Google is on an improvisation state. Google, a name that knows everything you can’t even imagine. You think a word and it will tell you its meaning. With increased competition, Google has also started thinking about bringing changes that will make its platform safer and more responsive for its millions of users worldwide.
Google made the following announcements on Google webmaster blog which will be effective from September 1, 2019:
- After September 1, 2019, Google will no or more support unsupported and unpublished rules in robots exclusive protocol.
- They also released their robots.txt parser as an open source project.
- Google is currently working on making the robots exclusion protocol a standard.
- Their next target is unsupported implementations of the internet draft, such as crawl-delay, nofollow, and noindex as they were never documented and they hinders the website’s search results.
Google has been looking to make these changes for years and now it has started with pushing to standardize the protocol. These steps are taken to maintain a safe environment and to welcome future open source releases. Google also mentioned some alternatives you can use to replace unsupported derivatives in robots.txt files.

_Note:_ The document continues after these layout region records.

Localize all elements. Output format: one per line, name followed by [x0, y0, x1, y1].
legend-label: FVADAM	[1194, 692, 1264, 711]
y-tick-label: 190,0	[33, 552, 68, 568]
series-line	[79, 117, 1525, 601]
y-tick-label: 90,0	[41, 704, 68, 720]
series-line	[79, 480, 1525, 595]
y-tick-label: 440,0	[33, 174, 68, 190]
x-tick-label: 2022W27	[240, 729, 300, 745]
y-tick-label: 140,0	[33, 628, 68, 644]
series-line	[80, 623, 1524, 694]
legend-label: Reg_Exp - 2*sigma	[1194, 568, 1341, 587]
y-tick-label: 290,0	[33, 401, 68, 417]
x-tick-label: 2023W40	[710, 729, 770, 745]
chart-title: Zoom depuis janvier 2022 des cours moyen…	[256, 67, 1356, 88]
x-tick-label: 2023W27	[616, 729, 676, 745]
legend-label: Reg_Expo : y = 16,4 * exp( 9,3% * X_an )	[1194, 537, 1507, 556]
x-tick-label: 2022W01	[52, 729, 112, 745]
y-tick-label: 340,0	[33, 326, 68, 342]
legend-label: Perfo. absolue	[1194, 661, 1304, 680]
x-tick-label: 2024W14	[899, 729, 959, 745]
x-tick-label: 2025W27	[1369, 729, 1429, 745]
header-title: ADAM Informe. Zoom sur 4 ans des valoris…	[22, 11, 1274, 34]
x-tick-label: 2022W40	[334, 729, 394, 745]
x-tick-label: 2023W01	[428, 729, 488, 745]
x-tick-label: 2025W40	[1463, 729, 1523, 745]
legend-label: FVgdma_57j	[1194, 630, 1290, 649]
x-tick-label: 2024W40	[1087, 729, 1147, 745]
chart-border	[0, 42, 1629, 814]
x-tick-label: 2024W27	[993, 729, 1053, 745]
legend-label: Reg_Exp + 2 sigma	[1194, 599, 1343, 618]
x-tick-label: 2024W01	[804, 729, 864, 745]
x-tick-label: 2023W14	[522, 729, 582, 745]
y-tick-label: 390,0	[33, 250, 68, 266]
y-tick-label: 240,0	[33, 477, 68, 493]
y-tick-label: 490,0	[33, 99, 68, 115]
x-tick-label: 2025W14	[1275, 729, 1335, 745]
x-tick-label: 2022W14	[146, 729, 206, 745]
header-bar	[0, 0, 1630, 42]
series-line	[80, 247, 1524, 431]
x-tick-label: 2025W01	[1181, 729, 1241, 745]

Noindex in robots mega tags is one of the best ways to remove URL’s from the index when crawling is allowed. Another option is 404 or 410 status codes which usually means page does not exist can also help in dropping URL’s from Google’s index after they are crawled and processed. Next alternate is password protection. According to Google’s webmaster blog, a page behind the login will generally remove it from Google’s index, until and unless markup is used to indicate subscription or paywalled content. One can also use Search Console remove URL Tool which is a quick and easy method that removes URL temporarily from Google’s search results. You can also disallow robots.txt as Search engines can only index pages they know, so blocking the page means its content won’t be indexed.
Google also cleared that they will look into the matter of making those pages less visible in future that the search engine may also index as a URL based on links from other pages, without seeing the content.Google took this step as to avoid any problems in working of their websites. After analyzing everything it was found that the rules of robots.txt files with the noindex directive listed was never documented and were hurdles in smooth functioning of Google search results which affects the websites’ presence.
Things to do
Please note that you should no more use noindex directive in the robots.txt file. If you are, then you should start following the above alternatives in order to avoid any issues related to file loss before September 1. And also start looking for an alternative for the nofollow or crawl-delay commands as the next announcement will be against unsupported implementations of the internet draft, such as crawl-delay, nofollow, and noindex.